Based upon the opinions of the medical expert, SMITH'S has made it amply clear that they will not be responsible for or pay for any medical treatment after 2009. As such, you were misinformed when you were told that SMITH'S and/or SEDGWICK should be billed for your recent treatment. Accordingly, by means of this letter, I demand on behalf of SMITH'S and SEDGWICK that you stop from sending bills to them as they are not responsible for and will not pay for any of the medical treatment recently performed by you. Further, I notice that Ms. Roberts is a Medicare beneficiary and I strongly urge you to submit all of your billing statements to Medicare for reimbursement.
(Doc. # 66-2).
During his deposition on December 19, 2013, Dr. Senegor testified that the physical defects in plaintiff's lumbar spine were not caused by the incident in this case.
Plaintiff contends that the letters sent by defendant violated physician-patient privilege under Nevada state law. Section 49.225 of the Nevada Revised Statutes provides, "A patient has a privilege to refuse to disclose and to prevent any other person from disclosing confidential communications among himself, his doctor or persons who are participating in the diagnosis or treatment under the direction of the doctor, including members of the patient's family." Section 49.246(2) clarifies "a communication is confidential' if it is not intended to be disclosed to any third person...."

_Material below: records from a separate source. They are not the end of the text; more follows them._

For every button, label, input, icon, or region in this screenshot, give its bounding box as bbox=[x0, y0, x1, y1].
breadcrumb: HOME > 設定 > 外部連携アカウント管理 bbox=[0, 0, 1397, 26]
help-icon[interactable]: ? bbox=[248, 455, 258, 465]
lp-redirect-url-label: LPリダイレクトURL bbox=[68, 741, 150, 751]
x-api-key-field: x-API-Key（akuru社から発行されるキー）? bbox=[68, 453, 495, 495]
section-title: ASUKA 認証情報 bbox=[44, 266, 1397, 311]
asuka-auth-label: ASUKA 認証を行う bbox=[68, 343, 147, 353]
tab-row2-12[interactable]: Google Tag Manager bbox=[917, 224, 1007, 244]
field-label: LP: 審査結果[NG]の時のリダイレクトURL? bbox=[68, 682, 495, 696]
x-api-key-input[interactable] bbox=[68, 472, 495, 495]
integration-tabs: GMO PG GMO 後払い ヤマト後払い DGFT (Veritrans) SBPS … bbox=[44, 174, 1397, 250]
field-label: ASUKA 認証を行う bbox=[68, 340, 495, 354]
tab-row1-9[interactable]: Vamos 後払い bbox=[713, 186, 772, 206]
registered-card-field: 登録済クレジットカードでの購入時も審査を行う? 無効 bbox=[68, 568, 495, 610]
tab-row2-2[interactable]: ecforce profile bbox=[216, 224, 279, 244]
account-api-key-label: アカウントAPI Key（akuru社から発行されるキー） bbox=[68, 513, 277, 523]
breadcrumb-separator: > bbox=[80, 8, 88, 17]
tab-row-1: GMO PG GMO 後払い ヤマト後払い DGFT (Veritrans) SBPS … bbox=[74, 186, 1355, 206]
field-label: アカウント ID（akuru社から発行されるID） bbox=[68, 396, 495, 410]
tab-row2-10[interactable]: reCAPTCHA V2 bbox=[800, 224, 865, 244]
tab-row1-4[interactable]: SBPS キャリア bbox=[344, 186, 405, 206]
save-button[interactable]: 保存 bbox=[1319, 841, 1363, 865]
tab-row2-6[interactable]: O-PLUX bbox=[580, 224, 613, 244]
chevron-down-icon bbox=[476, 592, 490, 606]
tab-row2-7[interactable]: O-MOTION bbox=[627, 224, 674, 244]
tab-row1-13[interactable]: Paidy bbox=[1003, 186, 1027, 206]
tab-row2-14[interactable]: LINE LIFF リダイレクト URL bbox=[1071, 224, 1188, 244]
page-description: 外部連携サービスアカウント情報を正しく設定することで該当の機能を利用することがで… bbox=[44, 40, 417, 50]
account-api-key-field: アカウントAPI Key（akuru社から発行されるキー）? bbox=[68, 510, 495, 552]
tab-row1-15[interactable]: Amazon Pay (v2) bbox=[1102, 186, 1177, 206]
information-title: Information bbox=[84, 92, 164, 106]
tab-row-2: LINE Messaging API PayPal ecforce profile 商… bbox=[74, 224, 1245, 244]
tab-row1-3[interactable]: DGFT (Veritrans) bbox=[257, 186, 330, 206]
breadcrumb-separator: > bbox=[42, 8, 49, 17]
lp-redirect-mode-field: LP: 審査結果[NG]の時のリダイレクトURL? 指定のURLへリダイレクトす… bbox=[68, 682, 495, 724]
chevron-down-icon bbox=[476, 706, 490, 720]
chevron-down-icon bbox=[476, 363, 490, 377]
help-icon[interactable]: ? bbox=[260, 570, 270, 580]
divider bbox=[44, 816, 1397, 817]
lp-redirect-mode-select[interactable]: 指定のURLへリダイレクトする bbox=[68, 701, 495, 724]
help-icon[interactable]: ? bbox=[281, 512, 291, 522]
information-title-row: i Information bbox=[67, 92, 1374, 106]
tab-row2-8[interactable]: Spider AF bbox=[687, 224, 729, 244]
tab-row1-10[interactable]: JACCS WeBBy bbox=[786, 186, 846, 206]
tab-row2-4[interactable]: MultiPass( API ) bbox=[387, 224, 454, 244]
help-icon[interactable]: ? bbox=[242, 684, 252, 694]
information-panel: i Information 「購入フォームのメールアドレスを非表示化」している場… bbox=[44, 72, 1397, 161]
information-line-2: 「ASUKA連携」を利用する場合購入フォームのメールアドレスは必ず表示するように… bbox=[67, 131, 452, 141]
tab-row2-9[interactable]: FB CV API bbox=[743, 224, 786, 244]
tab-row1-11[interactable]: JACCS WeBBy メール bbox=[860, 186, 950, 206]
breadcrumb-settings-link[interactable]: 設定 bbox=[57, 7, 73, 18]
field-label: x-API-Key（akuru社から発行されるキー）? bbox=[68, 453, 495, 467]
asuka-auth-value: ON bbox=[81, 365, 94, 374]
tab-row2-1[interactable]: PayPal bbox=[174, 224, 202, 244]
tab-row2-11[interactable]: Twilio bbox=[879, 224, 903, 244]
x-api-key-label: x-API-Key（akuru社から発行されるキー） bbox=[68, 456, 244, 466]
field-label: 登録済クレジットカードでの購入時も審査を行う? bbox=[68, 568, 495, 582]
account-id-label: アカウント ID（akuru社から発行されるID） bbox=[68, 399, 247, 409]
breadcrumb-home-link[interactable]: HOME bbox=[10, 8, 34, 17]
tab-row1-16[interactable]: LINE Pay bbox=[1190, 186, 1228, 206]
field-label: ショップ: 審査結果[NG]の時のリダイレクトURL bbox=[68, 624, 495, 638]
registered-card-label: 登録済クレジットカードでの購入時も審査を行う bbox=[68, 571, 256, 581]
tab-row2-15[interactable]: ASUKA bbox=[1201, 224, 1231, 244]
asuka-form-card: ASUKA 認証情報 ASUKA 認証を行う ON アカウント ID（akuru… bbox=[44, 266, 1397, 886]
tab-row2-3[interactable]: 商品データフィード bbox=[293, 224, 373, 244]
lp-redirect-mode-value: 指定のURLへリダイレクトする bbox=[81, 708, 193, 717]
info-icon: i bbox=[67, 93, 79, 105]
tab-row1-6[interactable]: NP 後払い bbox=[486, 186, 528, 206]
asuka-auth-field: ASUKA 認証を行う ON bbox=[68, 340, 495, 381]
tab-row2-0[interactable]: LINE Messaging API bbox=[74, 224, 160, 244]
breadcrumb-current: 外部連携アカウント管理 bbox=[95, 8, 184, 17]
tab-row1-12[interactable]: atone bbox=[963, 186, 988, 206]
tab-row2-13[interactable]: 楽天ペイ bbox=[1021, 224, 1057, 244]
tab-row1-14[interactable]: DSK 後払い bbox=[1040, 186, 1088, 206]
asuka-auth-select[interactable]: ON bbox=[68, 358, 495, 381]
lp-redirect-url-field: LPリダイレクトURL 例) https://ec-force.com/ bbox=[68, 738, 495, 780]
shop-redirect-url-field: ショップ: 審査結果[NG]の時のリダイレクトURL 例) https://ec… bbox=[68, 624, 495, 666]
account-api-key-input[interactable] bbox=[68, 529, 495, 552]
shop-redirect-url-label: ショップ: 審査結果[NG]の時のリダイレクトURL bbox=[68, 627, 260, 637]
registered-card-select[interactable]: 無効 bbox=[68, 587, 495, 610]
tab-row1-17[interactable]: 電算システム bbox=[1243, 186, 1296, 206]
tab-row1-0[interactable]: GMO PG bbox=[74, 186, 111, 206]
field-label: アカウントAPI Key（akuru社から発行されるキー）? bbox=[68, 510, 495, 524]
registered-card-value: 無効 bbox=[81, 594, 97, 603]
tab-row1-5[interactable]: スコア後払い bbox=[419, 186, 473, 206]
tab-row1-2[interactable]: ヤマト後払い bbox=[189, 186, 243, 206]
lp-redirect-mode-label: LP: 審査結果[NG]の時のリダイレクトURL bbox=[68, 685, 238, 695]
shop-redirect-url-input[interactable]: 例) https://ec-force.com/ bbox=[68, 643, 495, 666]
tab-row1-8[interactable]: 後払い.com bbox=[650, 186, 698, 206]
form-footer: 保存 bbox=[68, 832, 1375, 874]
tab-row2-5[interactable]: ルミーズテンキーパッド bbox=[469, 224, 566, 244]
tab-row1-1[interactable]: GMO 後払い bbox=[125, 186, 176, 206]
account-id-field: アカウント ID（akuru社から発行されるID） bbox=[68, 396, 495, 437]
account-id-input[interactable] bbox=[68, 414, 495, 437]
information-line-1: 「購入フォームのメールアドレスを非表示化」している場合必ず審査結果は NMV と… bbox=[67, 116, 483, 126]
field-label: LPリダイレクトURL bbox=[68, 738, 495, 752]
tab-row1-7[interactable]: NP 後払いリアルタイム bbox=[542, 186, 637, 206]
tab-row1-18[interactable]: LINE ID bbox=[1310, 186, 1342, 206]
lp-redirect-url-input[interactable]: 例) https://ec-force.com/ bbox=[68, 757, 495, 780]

The letters sent by defendant's counsel did not solicit confidential information from Dr. Senegor. Indeed, these letters merely explain why defendant refused to pay for plaintiff's surgery. The letters did not request any kind of a response from Dr. Senegor or even imply that defendant sought any information regarding plaintiff's condition. Therefore, the court finds that the magistrate judge did not err in holding that the physician-patient privilege was not violated by these ex parte communications.
Additionally, the court finds that the magistrate judge did not commit clear error in holding that plaintiff has suffered no prejudice as a result of these letters. Though Dr. Senegor's deposition testimony may undermine plaintiff's theory of causation, his conclusions were drawn, not from defendant's letters, but from his treatment of plaintiff and his independent knowledge of plaintiff's medical history.
Accordingly, the court finds that Magistrate Judge Foley's decision to deny plaintiff's motion for discovery sanctions was not in error.
IT IS HEREBY ORDERED, ADJUDGED, AND DECREED that plaintiff's motion for reconsideration, (doc. # 75), be, and the same hereby is, DENIED.